There are other hints in the New Testament that the first Jewish Christians had an understanding of Satan which was similar or identical to the one I have proposed here as the role of ha-satan in the Hebrew Bible: the Prosecutor in the heavenly court. Jesus once referred to a woman with a serious disease as “this woman, a daughter of Abraham, whom Satan has kept bound for eighteen long years” (Luke 13:16). Paul wrote of a certain man that the church should “hand this man over to Satan, so that the sinful nature may be destroyed and his spirit saved on the day of the Lord” (1 Cor 5:5) and of Hymenaeus and Alexander that “I have handed [them] over to Satan to be taught not to blaspheme” (1 Tim 1:20). Satan in these latter texts does the sinners a service in that he teaches them not to blaspheme and saves their spirit on the day of the Lord. It seems his role is to “do evil, so that good may come”. Then Paul mentioned his “thorn in the flesh” saying it was a “messenger of Satan” (2 Cor 12:7) to lead him to a greater appreciation of God’s grace. These texts all suggest that to the early Jewish Christians Satan was an angel who did evil, but so that good would ultimately come.

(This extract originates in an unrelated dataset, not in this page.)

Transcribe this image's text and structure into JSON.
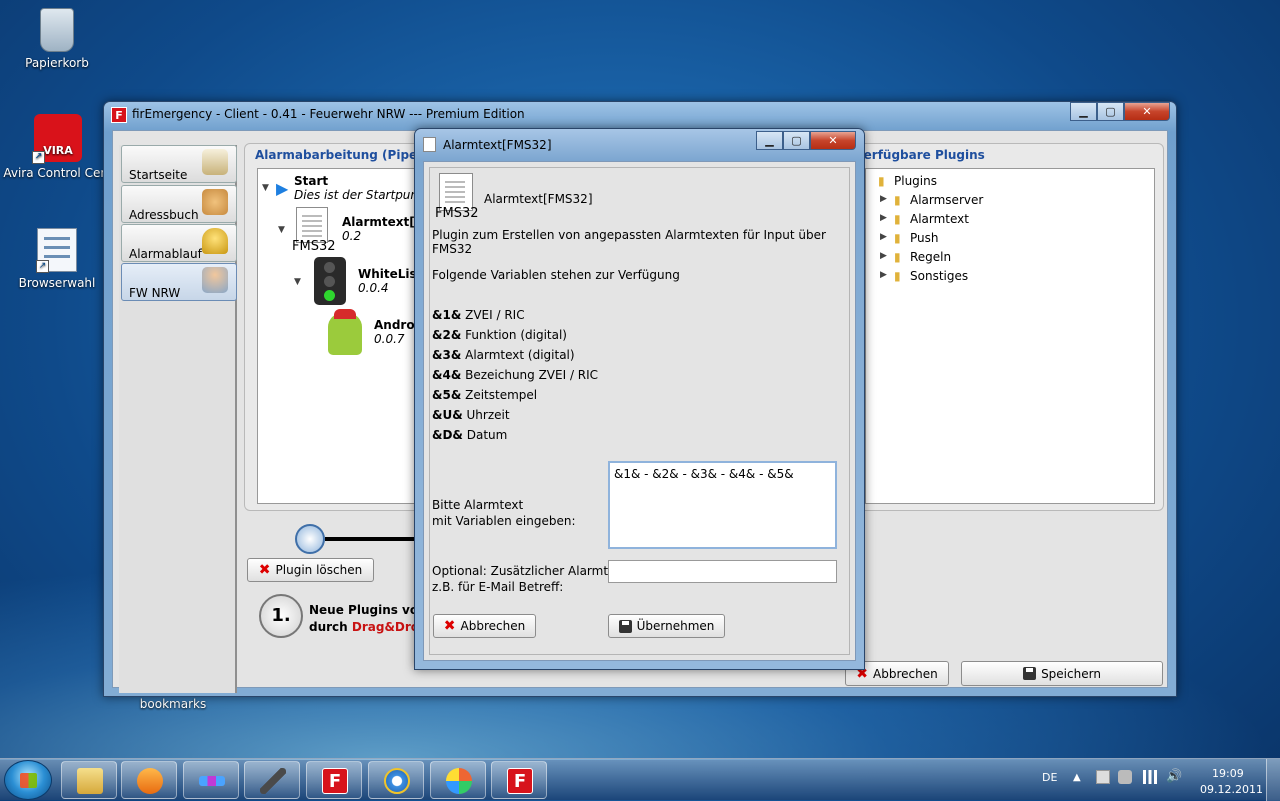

But what about the texts that suggest Satan is a “fallen angel”? To explore that would be to digress, although I’m already digressing (somewhat necessarily) from Job. As much as I’d love to digress from this digression and explore the role of the devil, or satan, in the New Testament and Christian literature I will return in my next posts to the Book of Job. Perhaps I’ll come back later to look at the idea of Satan as a fallen angel.